Bannon Has Some Advice for Trump on Impeachment

Steve Bannon launches podcast to help president, suggests 'witch hunt' be retired
By Newser Editors,  Newser Staff
Posted Oct 24, 2019 10:15 AM CDT
Trump's New Defender Is Familiar Face
Former White House strategist Steve Bannon is defending President Trump amid the impeachment investigation.   (AP Photo/Thibault Camus, file)
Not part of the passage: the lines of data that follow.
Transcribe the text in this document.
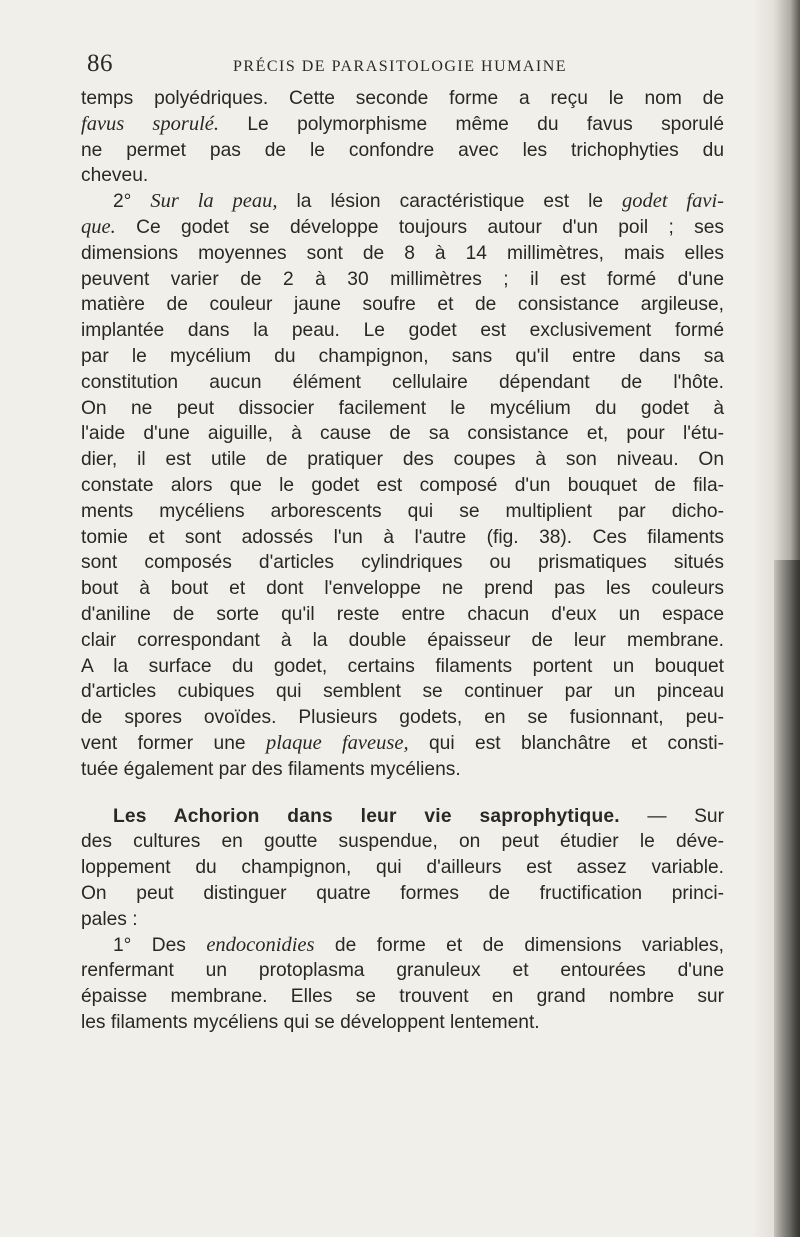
86	PRÉCIS DE PARASITOLOGIE HUMAINE
temps polyédriques. Cette seconde forme a reçu le nom de
favus sporulé. Le polymorphisme même du favus sporulé
ne permet pas de le confondre avec les trichophyties du
cheveu.
2° Sur la peau, la lésion caractéristique est le godet favi-
que. Ce godet se développe toujours autour d'un poil ; ses
dimensions moyennes sont de 8 à 14 millimètres, mais elles
peuvent varier de 2 à 30 millimètres ; il est formé d'une
matière de couleur jaune soufre et de consistance argileuse,
implantée dans la peau. Le godet est exclusivement formé
par le mycélium du champignon, sans qu'il entre dans sa
constitution aucun élément cellulaire dépendant de l'hôte.
On ne peut dissocier facilement le mycélium du godet à
l'aide d'une aiguille, à cause de sa consistance et, pour l'étu-
dier, il est utile de pratiquer des coupes à son niveau. On
constate alors que le godet est composé d'un bouquet de fila-
ments mycéliens arborescents qui se multiplient par dicho-
tomie et sont adossés l'un à l'autre (fig. 38). Ces filaments
sont composés d'articles cylindriques ou prismatiques situés
bout à bout et dont l'enveloppe ne prend pas les couleurs
d'aniline de sorte qu'il reste entre chacun d'eux un espace
clair correspondant à la double épaisseur de leur membrane.
A la surface du godet, certains filaments portent un bouquet
d'articles cubiques qui semblent se continuer par un pinceau
de spores ovoïdes. Plusieurs godets, en se fusionnant, peu-
vent former une plaque faveuse, qui est blanchâtre et consti-
tuée également par des filaments mycéliens.
Les Achorion dans leur vie saprophytique. — Sur
des cultures en goutte suspendue, on peut étudier le déve-
loppement du champignon, qui d'ailleurs est assez variable.
On peut distinguer quatre formes de fructification princi-
pales :
1° Des endoconidies de forme et de dimensions variables,
renfermant un protoplasma granuleux et entourées d'une
épaisse membrane. Elles se trouvent en grand nombre sur
les filaments mycéliens qui se développent lentement.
Steve Bannon is no longer in President Trump's inner circle, but Bannon thinks that same inner circle is doing a lousy job defending the president over impeachment. As a result, Bannon has just a launched a daily podcast from the basement of his townhouse in DC to offer advice and critique the current defense strategy. Details and related coverage:

  • The show: It's called War Room: Impeachment, and Politico notes that it currently has a limited audience. It airs at 9am daily on half a dozen conservative radio stations in Virginia and Florida. However, Bannon is in talks with other stations, including in New York City. He also aims to have a webcast. Jason Miller, former communications chief of the 2016 Trump campaign, is a co-host.
  • His rationale: Bannon thinks Trump's closest advisers are blowing it. "There is not enough focus, and there's no communication between the White House and the Hill or with the grassroots," Bannon tells the Washington Post. He calls the current impeachment process a "mortal threat to Trump's presidency," per Politico, but one the White House isn't taking seriously enough.

  • Specific advice: Bannon says Trump and the White House should stop calling it a "witch hunt" and a "deep state" conspiracy, because it gives Trump supporters a false sense of security, reports the New York Times. In fact, Bannon says he got the idea for the show when he appeared on a conservative radio show and informed listeners that Trump would likely be impeached. He got a huge backlash, suggesting to him that Trump supporters are out of touch with what's happening on Capitol Hill.
  • Specific advice, II: Stop calling polls showing support for impeachment "fake news," stop bad-mouthing everyone who testifies as unhinged, and stop letting Rudy Giuliani be the cable-TV voice of defense, per the Times. "We can't do the Rudy thing anymore," says Bannon. "Too many Ukrainian names, too many moving pieces."
  • Too complicated: "Here's our fundamental problem: We don't have an elevator pitch to easily describe this to the right," adds Miller. He compared the current explanations from various White House figures to a confusing game of Clue, with different suspects and crime scenes.
  • Tough talk: In an interview with the New York Post over the weekend, Bannon sounded a similar theme. "This is serious," he said. "As sure as the turning of the Earth, he is going to be impeached by Pelosi in the next six weeks." He said Trump needed a "24/7" team of impeachment advisers. In this and other interviews, he also credited Nancy Pelosi and Democrats for schooling the Trump team on messaging.
  • Another venture: Bannon expects the show to run for two months, or "until the day after the acquittal of Donald J. Trump." Meanwhile, Bannon is returning to an old passion: making conservative-themed movies, notes the National Review. A new one, Claws of the Red Dragon, dramatizes the arrest of Huawei exec Meng Wanzhou.